Growing as an investigator
Sparks credits his early success to the mentoring he has received as well as the many resources available to junior investigators in the Department and School of Medicine. He participated in programs such as the Faculty Development Academy, K Club, the LEADER program, and Gopen grant writing courses. “Taking advantage of these programs has really helped me gain collaborations, diversifying my research, and most importantly allowed other eyes on my work,” he said. Sparks’ advice for trainees is to be persistent in applying for and attending these programs. Give your grant proposals to researchers outside of your lab to read and critique to make sure they are easy to understand. Take advantage of programs like the K Club when writing your first career development award. Lastly, learn as many skills as you can and make good use of the core facilities available at Duke. Social media and academics
Besides the research he is doing on hypertension, Sparks also is interested in the use of social media in medical education.

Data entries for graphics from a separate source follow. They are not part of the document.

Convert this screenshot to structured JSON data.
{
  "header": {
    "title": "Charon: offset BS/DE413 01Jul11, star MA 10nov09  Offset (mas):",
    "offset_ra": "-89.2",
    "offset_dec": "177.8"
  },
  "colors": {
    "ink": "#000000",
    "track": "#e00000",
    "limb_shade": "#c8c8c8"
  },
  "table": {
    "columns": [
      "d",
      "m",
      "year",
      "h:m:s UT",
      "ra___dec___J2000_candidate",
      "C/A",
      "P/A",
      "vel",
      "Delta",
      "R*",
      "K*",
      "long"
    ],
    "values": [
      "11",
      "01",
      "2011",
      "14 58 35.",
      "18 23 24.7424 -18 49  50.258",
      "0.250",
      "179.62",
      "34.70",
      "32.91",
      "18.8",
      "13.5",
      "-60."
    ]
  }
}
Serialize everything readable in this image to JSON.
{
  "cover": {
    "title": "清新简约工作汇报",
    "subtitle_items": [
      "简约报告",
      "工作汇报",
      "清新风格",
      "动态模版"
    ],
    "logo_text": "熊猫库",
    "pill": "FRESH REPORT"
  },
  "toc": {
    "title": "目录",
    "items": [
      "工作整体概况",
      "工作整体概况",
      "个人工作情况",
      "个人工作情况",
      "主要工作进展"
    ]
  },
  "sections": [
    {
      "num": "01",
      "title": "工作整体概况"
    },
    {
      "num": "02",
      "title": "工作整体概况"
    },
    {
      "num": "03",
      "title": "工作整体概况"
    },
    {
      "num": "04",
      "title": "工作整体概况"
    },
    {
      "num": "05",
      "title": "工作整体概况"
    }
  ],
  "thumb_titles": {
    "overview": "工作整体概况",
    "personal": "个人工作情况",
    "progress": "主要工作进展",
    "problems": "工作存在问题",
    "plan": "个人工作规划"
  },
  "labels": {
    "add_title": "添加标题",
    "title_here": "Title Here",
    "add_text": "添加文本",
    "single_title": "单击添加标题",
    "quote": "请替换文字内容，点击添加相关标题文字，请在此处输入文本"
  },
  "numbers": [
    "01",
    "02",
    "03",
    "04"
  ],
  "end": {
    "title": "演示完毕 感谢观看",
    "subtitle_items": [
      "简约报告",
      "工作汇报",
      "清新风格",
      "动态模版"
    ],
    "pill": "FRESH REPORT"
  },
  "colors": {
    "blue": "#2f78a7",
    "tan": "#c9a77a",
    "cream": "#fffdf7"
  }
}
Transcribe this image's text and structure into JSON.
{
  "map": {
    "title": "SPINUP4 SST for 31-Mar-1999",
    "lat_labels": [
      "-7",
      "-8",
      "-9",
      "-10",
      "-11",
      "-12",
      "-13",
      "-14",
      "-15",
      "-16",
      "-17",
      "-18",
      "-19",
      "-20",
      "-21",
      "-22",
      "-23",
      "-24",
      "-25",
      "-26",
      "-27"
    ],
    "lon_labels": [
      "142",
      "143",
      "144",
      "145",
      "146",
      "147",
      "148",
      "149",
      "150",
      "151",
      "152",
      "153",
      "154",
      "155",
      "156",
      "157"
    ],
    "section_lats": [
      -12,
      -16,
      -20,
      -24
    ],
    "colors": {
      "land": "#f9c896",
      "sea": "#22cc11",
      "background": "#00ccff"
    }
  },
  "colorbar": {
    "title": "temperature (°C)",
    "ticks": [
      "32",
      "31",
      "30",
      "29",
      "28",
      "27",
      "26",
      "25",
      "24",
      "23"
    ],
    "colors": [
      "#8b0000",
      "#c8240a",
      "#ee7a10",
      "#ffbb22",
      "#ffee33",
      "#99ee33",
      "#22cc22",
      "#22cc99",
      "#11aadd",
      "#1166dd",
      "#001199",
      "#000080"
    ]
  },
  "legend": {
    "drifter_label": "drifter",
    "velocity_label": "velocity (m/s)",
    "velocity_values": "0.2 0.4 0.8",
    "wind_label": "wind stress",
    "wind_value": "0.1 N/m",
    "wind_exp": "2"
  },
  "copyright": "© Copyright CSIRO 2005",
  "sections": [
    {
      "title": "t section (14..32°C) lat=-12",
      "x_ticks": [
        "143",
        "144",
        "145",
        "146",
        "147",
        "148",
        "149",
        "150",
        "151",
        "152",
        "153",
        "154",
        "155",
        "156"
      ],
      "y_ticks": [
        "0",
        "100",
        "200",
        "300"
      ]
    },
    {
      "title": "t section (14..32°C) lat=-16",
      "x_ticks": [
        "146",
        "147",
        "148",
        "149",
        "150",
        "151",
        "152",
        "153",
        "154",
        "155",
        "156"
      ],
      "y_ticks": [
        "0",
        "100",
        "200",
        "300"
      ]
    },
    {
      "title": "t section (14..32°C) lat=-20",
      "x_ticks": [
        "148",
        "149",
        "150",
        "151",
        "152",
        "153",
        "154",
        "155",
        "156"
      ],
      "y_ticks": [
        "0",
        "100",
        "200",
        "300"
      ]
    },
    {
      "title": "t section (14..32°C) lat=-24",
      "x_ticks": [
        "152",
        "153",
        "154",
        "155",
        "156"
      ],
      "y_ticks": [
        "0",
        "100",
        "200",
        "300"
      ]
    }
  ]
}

He is co-founder of eAJKD, a blog associated with the American Journal of Kidney Diseases. “We’re using the blog to talk about the content from the journal as well as discuss recent advances in the field,” Sparks said. “We’ve also used games to teach important concepts and emerging research in nephrology in a fun way, such as NephMadness, a tournament of nephrology concepts modeled after the NCAA basketball tournament. This has been a great experience that has also deepened my knowledge of nephrology.” Sparks is currently working on a study surveying chairs of medicine and pediatrics throughout the U.S. to see what their opinion and awareness is of blog use among their faculty and how those endeavors affect promotion and tenure. “I think Duke is right on the cutting edge in terms of integrating blogs and social media into the culture of academia,” Sparks said. “I’m interested in setting the stage for this because it will be important to legitimize social media as a bonafide part of a faculty member’s scholarly activity.” Sparks came to Duke as a nephrology fellow in 2007. He attended the University of Arkansas for Medical Sciences College of Medicine and remained there for residency and a chief resident year.